The build_payload function takes in a trade and outputs a string to
write to QuestDB. We connect to port 9009 and continuously take trades
from the trades RemoteChannel and write it to the database.

using Sockets
function save_trades_quest(trades)
    cs = connect("localhost", 9009)
    while true
        payload = build_payload(take!(trades))
        write(cs, (payload))
    end
    close(cs)
end

All pretty simple. The annoying thing is that it won’t give any
indication as to whether it was successful in writing the file or
not. You can check by looking at the QuestDB web interface and seeing
if your value appears after querying the database or you can check the
QuestDB logs to see if any errors have been found. You’ll find the logs at /usr/local/var/questdb on a Mac.

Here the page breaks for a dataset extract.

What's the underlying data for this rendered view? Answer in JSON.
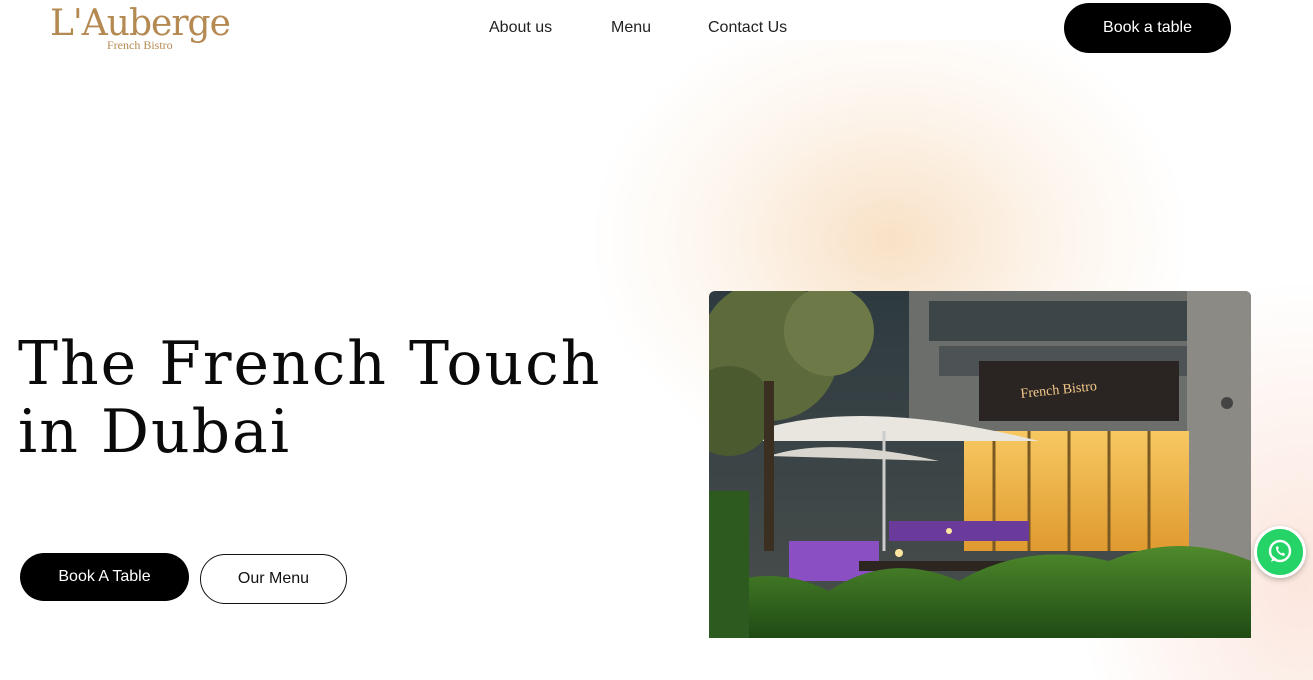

Now we’ve got everything sorted we just need to get both processes
running. We will kick off the WebSocket process asynchronously so that is runs in the background and likewise, the save_trades_quest function so that it doesn’t lock your computer up if you are running the code along side it. With scaling in mind, you could run both of these processes on different threads or cores if needed. But in this case, both processes are light enough to be ran asynchronously on the main thread.

@async save_coinbase_trades(coinbase_url, coinbase_subscribe_string)
@async save_trades_quest(trades)

This is now saving down into the database every time a new trade is seen. If you go to localhost:9000 you query the data and see how it is evolving. QuestDB uses SQL like equivalent and so you can write things like

select * from coinbase_trades

and it will show you all the trades saved down so far. Or

select min(timestamp), max(timestamp) from coinbase_trades

to see the earliest and lastest timestamp in traditional SQL. Or using the timeseries database features:

select * from coinbase_trades
latest by exchange

which will pull out the last timestamp.

Summary

That’s the end of part 1. You should hopefully QuestDB installed and slowly filling up with trades from Coinbase now. In the next part, I’ll show you how to connect to the database and pull the data to do some analysis.

If you want something extra to do, why not try extending the program to pull in other cryptocurrencies, you’ll want to edit the subscribe string and how each message is parsed.
You can also connect to QuestDB using Grafana and build out some dashboards to monitor the trades without needing any other code.

Questions? Feedback? Comments? Let me know below!

Version Info

  • QuestDB 6.0.4
  • Julia 1.6